A Fed official said on Wednesday that the Federal funds rate is no longer restraining activity following the cumulative cuts implemented since 2024. Kansas City Federal Reserve President Jeffrey Schmid’s comments may not be way off, going by the fairly robust pace of expansion seen in recent quarters.
Resilient Economy: In prepared remarks delivered at the Economic Forum of Albuquerque in New Mexico, Schmid said the economy’s performance is the test to gauge whether monetary policy is accommodative or restrictive.
“With growth showing momentum and inflation still hot, I’m not seeing many indications of economic restraint,” the Fed official said.

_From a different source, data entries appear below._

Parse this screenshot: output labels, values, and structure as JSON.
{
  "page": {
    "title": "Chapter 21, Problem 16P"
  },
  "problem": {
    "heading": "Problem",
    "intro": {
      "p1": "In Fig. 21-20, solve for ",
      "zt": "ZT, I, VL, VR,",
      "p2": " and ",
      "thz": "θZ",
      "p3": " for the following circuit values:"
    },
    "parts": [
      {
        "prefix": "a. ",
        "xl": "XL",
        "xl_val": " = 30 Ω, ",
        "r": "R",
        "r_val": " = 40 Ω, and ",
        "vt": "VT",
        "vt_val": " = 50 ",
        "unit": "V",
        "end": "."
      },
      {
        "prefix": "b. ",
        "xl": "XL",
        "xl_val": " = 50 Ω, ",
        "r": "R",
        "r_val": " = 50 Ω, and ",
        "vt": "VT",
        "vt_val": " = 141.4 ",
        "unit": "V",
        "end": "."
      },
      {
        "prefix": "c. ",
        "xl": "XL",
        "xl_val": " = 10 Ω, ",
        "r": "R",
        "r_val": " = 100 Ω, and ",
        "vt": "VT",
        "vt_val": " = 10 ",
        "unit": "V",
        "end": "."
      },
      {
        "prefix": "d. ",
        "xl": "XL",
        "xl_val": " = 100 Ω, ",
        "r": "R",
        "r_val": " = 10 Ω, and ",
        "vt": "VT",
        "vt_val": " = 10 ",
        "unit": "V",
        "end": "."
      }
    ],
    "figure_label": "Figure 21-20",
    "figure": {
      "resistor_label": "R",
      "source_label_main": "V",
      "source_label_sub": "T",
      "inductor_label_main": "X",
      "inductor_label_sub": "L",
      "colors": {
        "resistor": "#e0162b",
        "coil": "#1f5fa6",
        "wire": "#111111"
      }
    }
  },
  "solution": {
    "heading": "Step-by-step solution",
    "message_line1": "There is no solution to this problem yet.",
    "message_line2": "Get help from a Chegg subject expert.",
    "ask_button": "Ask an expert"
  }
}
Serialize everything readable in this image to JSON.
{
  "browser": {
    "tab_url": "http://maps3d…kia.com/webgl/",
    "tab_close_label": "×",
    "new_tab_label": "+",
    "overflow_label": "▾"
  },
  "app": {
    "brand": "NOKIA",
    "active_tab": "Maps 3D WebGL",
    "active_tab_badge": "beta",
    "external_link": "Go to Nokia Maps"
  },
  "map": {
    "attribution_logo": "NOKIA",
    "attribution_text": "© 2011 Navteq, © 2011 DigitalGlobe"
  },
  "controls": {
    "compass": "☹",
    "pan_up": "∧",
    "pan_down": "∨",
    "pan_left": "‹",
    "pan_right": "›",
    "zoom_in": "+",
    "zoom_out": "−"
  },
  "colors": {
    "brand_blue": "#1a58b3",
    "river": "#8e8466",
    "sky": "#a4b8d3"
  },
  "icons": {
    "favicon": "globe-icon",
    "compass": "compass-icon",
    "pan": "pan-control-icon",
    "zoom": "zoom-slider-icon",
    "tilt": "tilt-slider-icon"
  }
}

Delving into the economic outlook, Schmid said the U.S. GDP expanded by 4.4% in the third quarter, and may have continued its stellar growth in the final three-month period of 2025. He singled out consumer spending and artificial intelligence (AI)-related investments as drivers of growth.
Aside from these, a fall off in labor market churn is contributing to productivity growth, Schmid said, adding that “More recently, my contacts broadly agree that we are now in a low-hire/low-fire/low-quit labor market.” The Fed official also expects the changes in tax policy to likely boost disposable income for many households, which should further support, and perhaps even broaden, consumer spending.
Inflation Risk: Schmid noted that inflation has run closer to 3% and not 2%. Therefore, he thinks it is appropriate to maintain a somewhat restrictive policy stance, which can help slow demand growth, giving supply time to catch up and alleviate inflationary pressures.
He also emphasized the importance of fighting inflation: “We must remain focused on our headline inflation objective, otherwise I believe there is a real risk that inflation will get stuck closer to 3% than 2% in the long run.”
Market Implication: Schmid’s remarks reinforce the case for a higher-for-longer rate path, suggesting traders may need to pare their aggressive rate-cut pricing and position for firmer yields.
This backdrop is typically bearish for Treasury futures (ZN/ZB) and supportive for the U.S. dollar futures (DX), while equity futures could face pressure if markets reprice the terminal rate upward.